Inside this week's New Yorker
Posted: Monday, July 14, 2008 10:20 AM by Mark Murray
Filed Under:
2008, 2008 McCain, 2008 Obama
From NBC's Mark Murray
While the New Yorker's provocative cover is getting all the attention, it's worth mentioning two insightful pieces inside it. Ryan Lizza, in a lengthy profile, traces Obama's evolution as a politician in the rough-and-tumble world of Chicago politics. "Obama likes to discuss his unusual childhood ... and the three years in the nineteen-eighties when he worked as a community organizer in Chicago... But his life in Chicago from 1991 until his victorious Senate campaign is a lacuna in his autobiography. It is also the period that formed him as a politician. Some Obama supporters professed shock when, recently, he abandoned a pledge to stay within the public campaign-finance system if [McCain] agreed to do the same. Preckwinkle’s concern about Obama—that he is a pure political animal—suddenly became more widespread; commentators abruptly stopped using the words 'callow' and 'naïve.'"
VIDEO: Hendrik Hertzberg, senior editor for The New Yorker, defends the cover of the magazine, a drawing of Barack Obama with a turban on his head, his wife holding a gun, a flag on fire and Osama bin Laden's picture on the wall.
Meanwhile, the
New Yorker's Hendrik Hertzberg examines all the attention Obama's apparent flip-flops have received, and he argues that much of the coverage is trivial. "Obama, it turns out, is a politician. In this respect, he resembles the forty-three Presidents he hopes to succeed, from the Father of His Country to the wayward son, Alpha George to Omega George. Winning a Presidential election doesn’t require being all things to all of the people all of the time, but it does require being some things to most of the people some of the time. It doesn’t require saying one thing and also saying its opposite, but it does require saying more or less the same thing in ways that are understood in different ways."

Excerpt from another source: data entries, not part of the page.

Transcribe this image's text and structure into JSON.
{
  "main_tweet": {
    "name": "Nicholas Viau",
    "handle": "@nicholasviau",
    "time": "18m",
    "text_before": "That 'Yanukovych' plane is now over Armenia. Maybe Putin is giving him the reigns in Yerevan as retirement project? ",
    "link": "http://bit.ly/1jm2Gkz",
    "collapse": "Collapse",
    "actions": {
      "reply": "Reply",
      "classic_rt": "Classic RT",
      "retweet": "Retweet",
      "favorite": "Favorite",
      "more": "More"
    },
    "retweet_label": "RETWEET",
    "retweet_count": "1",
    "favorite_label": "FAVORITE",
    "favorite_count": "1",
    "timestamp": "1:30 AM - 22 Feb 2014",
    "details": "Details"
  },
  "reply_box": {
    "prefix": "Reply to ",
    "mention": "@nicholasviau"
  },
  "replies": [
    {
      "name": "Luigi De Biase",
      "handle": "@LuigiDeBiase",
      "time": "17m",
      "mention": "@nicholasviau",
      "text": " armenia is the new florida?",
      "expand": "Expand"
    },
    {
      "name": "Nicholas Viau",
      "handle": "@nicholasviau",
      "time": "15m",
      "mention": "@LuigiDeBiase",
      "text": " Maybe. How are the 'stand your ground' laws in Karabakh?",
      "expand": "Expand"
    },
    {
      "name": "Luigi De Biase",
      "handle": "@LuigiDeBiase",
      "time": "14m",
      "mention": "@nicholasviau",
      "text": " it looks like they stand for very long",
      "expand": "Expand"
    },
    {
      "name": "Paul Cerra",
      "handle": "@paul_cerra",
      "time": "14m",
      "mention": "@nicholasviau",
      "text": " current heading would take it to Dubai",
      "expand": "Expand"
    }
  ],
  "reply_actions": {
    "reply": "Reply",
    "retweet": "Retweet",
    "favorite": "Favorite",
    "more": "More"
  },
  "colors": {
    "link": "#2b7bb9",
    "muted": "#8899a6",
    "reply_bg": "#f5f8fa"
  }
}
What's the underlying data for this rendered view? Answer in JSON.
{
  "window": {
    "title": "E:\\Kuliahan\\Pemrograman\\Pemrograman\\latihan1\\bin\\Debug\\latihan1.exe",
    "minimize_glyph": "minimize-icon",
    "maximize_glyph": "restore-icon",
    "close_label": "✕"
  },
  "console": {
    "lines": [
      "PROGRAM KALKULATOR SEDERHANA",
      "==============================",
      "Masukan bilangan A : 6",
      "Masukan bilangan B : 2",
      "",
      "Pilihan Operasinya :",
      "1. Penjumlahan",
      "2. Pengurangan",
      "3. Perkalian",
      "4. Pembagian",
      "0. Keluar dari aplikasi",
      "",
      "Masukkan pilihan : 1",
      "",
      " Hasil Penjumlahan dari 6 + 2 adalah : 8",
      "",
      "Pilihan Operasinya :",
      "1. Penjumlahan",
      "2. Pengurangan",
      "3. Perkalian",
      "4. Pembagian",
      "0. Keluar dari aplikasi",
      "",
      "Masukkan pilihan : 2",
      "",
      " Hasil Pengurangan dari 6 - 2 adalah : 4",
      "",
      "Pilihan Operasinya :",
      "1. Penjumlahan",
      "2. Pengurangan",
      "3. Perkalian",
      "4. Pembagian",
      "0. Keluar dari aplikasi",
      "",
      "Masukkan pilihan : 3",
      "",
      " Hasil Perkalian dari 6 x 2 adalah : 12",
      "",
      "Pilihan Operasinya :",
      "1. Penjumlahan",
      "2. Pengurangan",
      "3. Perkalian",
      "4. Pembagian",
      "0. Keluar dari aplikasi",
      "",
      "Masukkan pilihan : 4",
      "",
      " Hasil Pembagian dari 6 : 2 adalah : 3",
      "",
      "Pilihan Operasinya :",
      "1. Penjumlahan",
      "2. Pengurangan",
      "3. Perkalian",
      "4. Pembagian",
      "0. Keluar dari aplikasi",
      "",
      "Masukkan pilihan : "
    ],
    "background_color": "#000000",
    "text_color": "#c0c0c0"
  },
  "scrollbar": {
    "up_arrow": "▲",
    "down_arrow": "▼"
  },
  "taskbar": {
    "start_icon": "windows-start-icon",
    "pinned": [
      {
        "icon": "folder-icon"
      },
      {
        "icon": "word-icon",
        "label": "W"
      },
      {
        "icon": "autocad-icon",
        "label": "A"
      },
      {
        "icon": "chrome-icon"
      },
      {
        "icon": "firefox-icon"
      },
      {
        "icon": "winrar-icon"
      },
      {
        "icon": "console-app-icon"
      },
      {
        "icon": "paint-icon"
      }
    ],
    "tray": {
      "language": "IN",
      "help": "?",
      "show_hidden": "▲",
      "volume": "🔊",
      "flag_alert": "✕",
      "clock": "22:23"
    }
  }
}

Hertzberg also breaks down the flip-flops. He calls the one on Iraq a "marginal tweak"; says the charge of flip-flopping on abortion is "nonexistent;" contends that his change on the Supreme Court's 2nd Amendment decision is a "substantive tweak"; and notes that the FISA and campaign-finance U-turns are significant. He concludes: "Meanwhile, McCain has been busily reversing his views in highly consequential ways. He opposed the Bush tax cuts because they favored the rich; now he supports their eternal extension. He was against offshore oil drilling as not being worth the environmental damage it brings; now he’s for it, and damn the costs. He was against torture, period; now he’s against it unless the C.I.A. does it. He keeps flipping to the wrong flops."
"But he and Obama can both take comfort in what they’re avoiding. If they were clinging to every past position, the flip-flop police would be busting them for stubbornness and rigidity in the face of changing circumstances. Bush all over again! Flip-flops are preferable to cement shoes, especially in summertime."